Corpus Christi Overtakes Amarillo in Texas
COVID-19 Count Amid Border Killing Spree
By Mike Hailey
Capitol Inside Editor
July 25, 2020
The sparkling Texas city by the sea has knocked the steam out of Governor Greg Abbott's only significant victory in the coronavirus fight with the Corpus Christi area supplanting Amarillo on Saturday as the official epicenter in the Lone Star State.
Hurricane Hanna is barely a ripple compared to the death and suffering that Nueces County has experienced since Abbott declared that the state had the virus contained two months ago after a testing surge in the Panhandle where the Amarillo area straddles Potter and Randall counties as the original Texas epicenter.
While Nueces has relegated Potter County to the second spot on the Texas COVID-19 leader board in the infection per capita count, the contagion has claimed more lives in the Rio Grande Valley than any other place in the state in the midst of a wave that got under way in the closing days of May.
The death toll has been highest in Hidalgo County where 304 fatalities have been recorded in the past 10 days alone. The fatality has been higher in neighboring Cameron County than any other major Texas population center with the exception of Hidalgo.
More people died from coronavirus infections in Potter County than anywhere else in the state during the first three months after the initial outbreak in Texas in early March. But Potter ranks fifth now in the fatality tally per capita with the South Texas destinations of Nueces and Webb counties moving into the fourth and fifth spots respectively today.
Texas has reported 1,453 virus deaths in the past 10 days with Hidalgo and Cameron counties at the southern tip of the state accounting for more than 27 percent of the total. With the the death count more than doubling in the Corpus Christi and Laredo areas during the same span of time, a total of 509 people have lost their lives to virus infections since July 15 in the four largest counties in South Texas combined.
After countless defeats in the direction of the state's response to the first and second coronavirus surges, Abbott has a chance for some redemption with a more disciplined approach in July with a statewide mask order and the delegation of authority to Texas cities and counties that have been much more successful than the state in damage control and prevention.
The daily increases in the new case count have been shrinking in size for the past 10 days - an early indication of a flattening curve here. The testing positivity rate in Texas has gone down for seven of the past eight days in a direct and reverse correlation with a significant increase in testing.
Abbott's initial goal in the pandemic's first months appeared to staying on the good side of President Donald Trump who'd praised the governor in early May while touting Texas as a model for the nation on how to beat the virus. But Abbott has been ignoring Trump's push for reductions in testing because the governor knows that would be foolish to listen to the president after already being shamed once by the disease with an overeager reopening that opened the gates for the record-crushing second surge.
The governor spent the first few weeks of June in denial about the severity of the second outbreak that was inevitable in the wake of the protests that erupted across the state and the nation on Memorial Day weekend.

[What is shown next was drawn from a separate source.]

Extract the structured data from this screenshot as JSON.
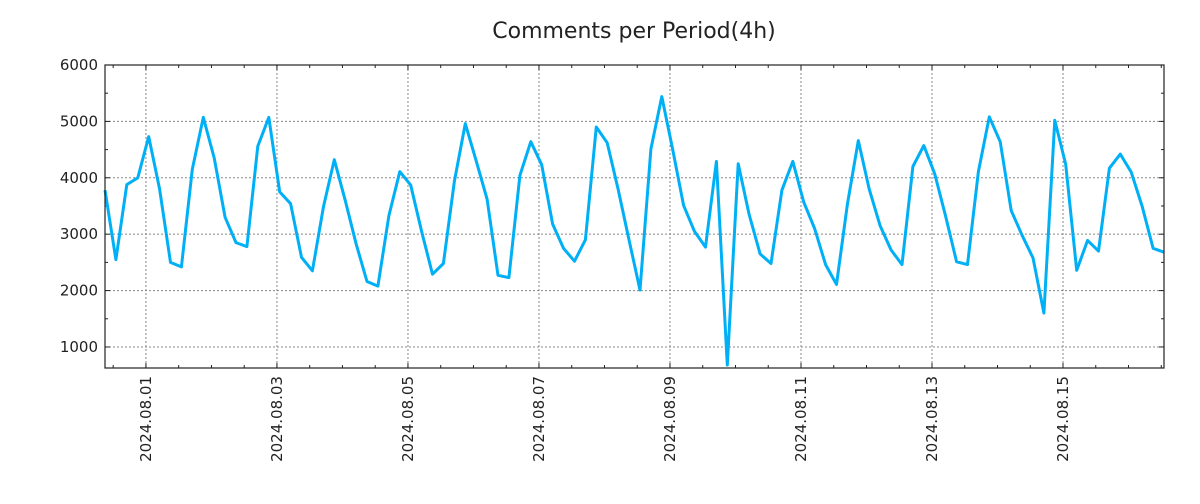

Abbott even had John Zerwas - a former state lawmaker who's a University of Texas official now - appear with him at press briefings to assure Texans that the hospitals here had plenty of space despite soaring case counts when they actually were on the verge of running out of intensive care unit beds for COVID-19 patients.
After overturning local mask mandates with the unveiling of the reopening in early May, the governor made another monstrous mistake when he capitulated to a tea party uproar with the gutting of his authority to enforce his own emergency restrictions in a panicked reaction to the staged Shelley Luther jailing in Dallas.
Abbott finally began to recognize that he'd jumped the gun on the reopening late last month when he shut down the bars in Texas and gave local leaders the ability to force businesses to require masks for customers and employees.
But the governor had resisted the need to close the Texas beaches as the economic magnates and engines for major coastal destinations from Galveston to Corpus Christi to South Padre Island in Cameron County. While Abbott eventually allowed local officials to shut down the beaches in their jurisdictions for the Fourth of July weekend, it was too late to prevent Nueces County from shuttering the beaches as the home to the seaside resort of Port Aransas and the northern strip of Padre Island.
After having one of the lowest coronavirus counts in Texas during the initial outbreak, Nueces County has been an oven with the number of new cases skyrocketing 234 percent since the first of July 1. Nueces has recorded 2,798 COVID-19 cases for every 100,000 people there. Potter County has dropped to second with 2,792 infections for every 100,000 residents there.
Nueces and Potter counties have had higher rates of coronavirus infections than the counties where Brooklyn and Manhattan are located in the state of New York that's given Texas and the rest of the nation a clinic on how to flatten the curve with more than optimistic rhetoric.